Labour shadow health secretary Wes Streeting said: “This strategy simply will not solve the depth of crisis in women’s healthcare after 12 years of Conservative mismanagement.”
Mr Barclay said: “First, we are putting in place a range of measures to ensure women are better listened to in the NHS.”
He also spoke about the importance of addressing the “lack of research into women’s health conditions” and improving “the representation of women’s data in all types of research”.
The Government will encourage businesses across the country to take up “best practice”, such as signing the Menopause Workplace Pledge, Mr Barclay added.
Mr Streeting noted that in “recent years we’ve seen a string of healthcare scandals primarily affecting women”.
Responding to the statement, he said: “For too long, women’s health has been an afterthought and the voices of women have been at best ignored and at worst silenced.”
He challenged Mr Barclay to “go further”, adding: “What plans (does) the Government have for clinicians who are already practising? We need to upskill the existing workforce, not just the incoming workforce.”
On health inequalities, he said: “We have a Government that’s more interested in stoking culture wars than acknowledging these inequalities even exist.
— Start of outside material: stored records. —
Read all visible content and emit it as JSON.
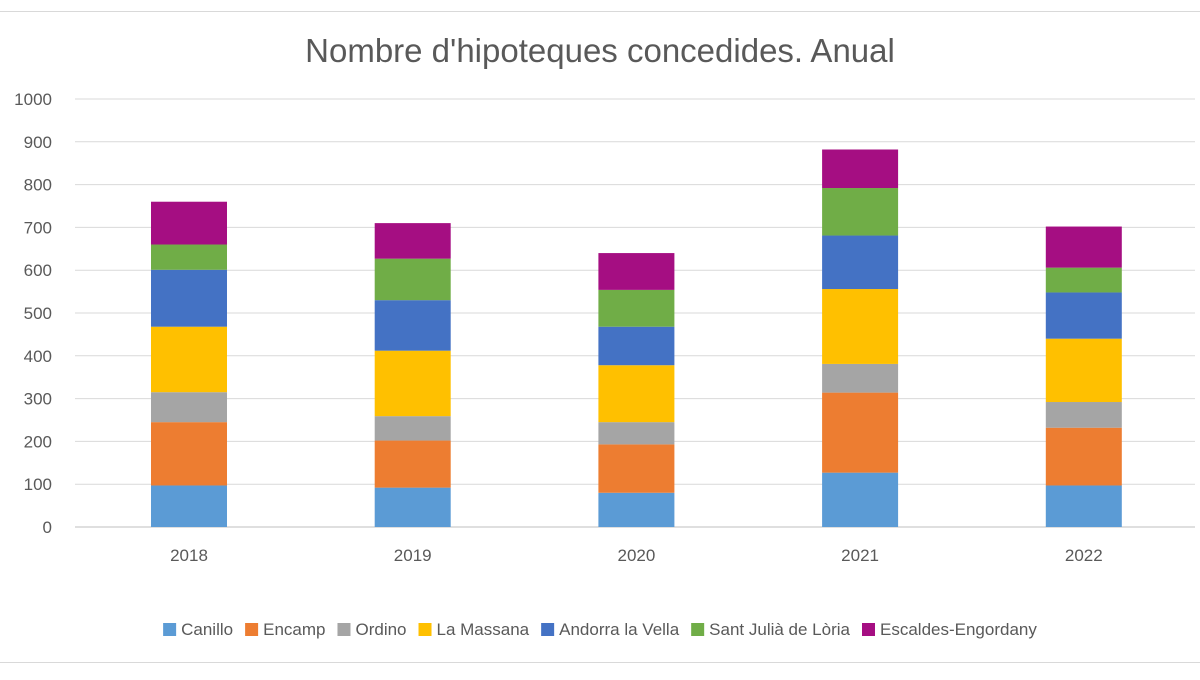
{
  "chart_data": {
    "type": "bar",
    "stacked": true,
    "title": "Nombre d'hipoteques concedides. Anual",
    "xlabel": "",
    "ylabel": "",
    "ylim": [
      0,
      1000
    ],
    "yticks": [
      0,
      100,
      200,
      300,
      400,
      500,
      600,
      700,
      800,
      900,
      1000
    ],
    "grid": true,
    "legend_position": "bottom",
    "categories": [
      "2018",
      "2019",
      "2020",
      "2021",
      "2022"
    ],
    "series": [
      {
        "name": "Canillo",
        "color": "#5b9bd5",
        "values": [
          97,
          92,
          80,
          127,
          97
        ]
      },
      {
        "name": "Encamp",
        "color": "#ed7d31",
        "values": [
          148,
          110,
          113,
          187,
          135
        ]
      },
      {
        "name": "Ordino",
        "color": "#a5a5a5",
        "values": [
          70,
          57,
          52,
          67,
          60
        ]
      },
      {
        "name": "La Massana",
        "color": "#ffc000",
        "values": [
          153,
          153,
          133,
          175,
          148
        ]
      },
      {
        "name": "Andorra la Vella",
        "color": "#4472c4",
        "values": [
          133,
          118,
          90,
          125,
          108
        ]
      },
      {
        "name": "Sant Julià de Lòria",
        "color": "#70ad47",
        "values": [
          59,
          97,
          86,
          111,
          58
        ]
      },
      {
        "name": "Escaldes-Engordany",
        "color": "#a50e82",
        "values": [
          100,
          83,
          86,
          90,
          96
        ]
      }
    ]
  }
}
Surely that has got to change with new leadership in the party opposite.
“The reality that faces women in this country is this: breast cancer waiting times are through the floor, half a million women are waiting for gynaecology treatment, black women are four times more likely to die in pregnancy and childbirth, and too many still can’t get HRT when they need it.”
Conservative former health secretary Sajid Javid said “early diagnosis is absolutely essential”, adding: “Could he also say a little bit more about what can be done around existing doctors and clinicians and training for them as well?”
On menopause services, Labour’s Carolyn Harris (Swansea East) said: “I broadly welcome the strategy but I do feel it does fall short in some in places.”
On HRT costs she added: “I’m bitterly disappointed the timeframe for that once-annual charge is delayed until April 2023, 18 months after it was promised, demonstrating to me a lack of urgency in dealing with women’s health issues that affects 51% of the population.”
Conservative former cabinet minister Maria Miller (Basingstoke) said the strategy was “silent on one of the most – the biggest – healthcare injustices that women face in our country, that abortion is still treated under Victorian, criminal law, with the most draconian laws in the world”.
Mr Barclay said: “We have a sexual health review that is currently being conducted that will report later this year.”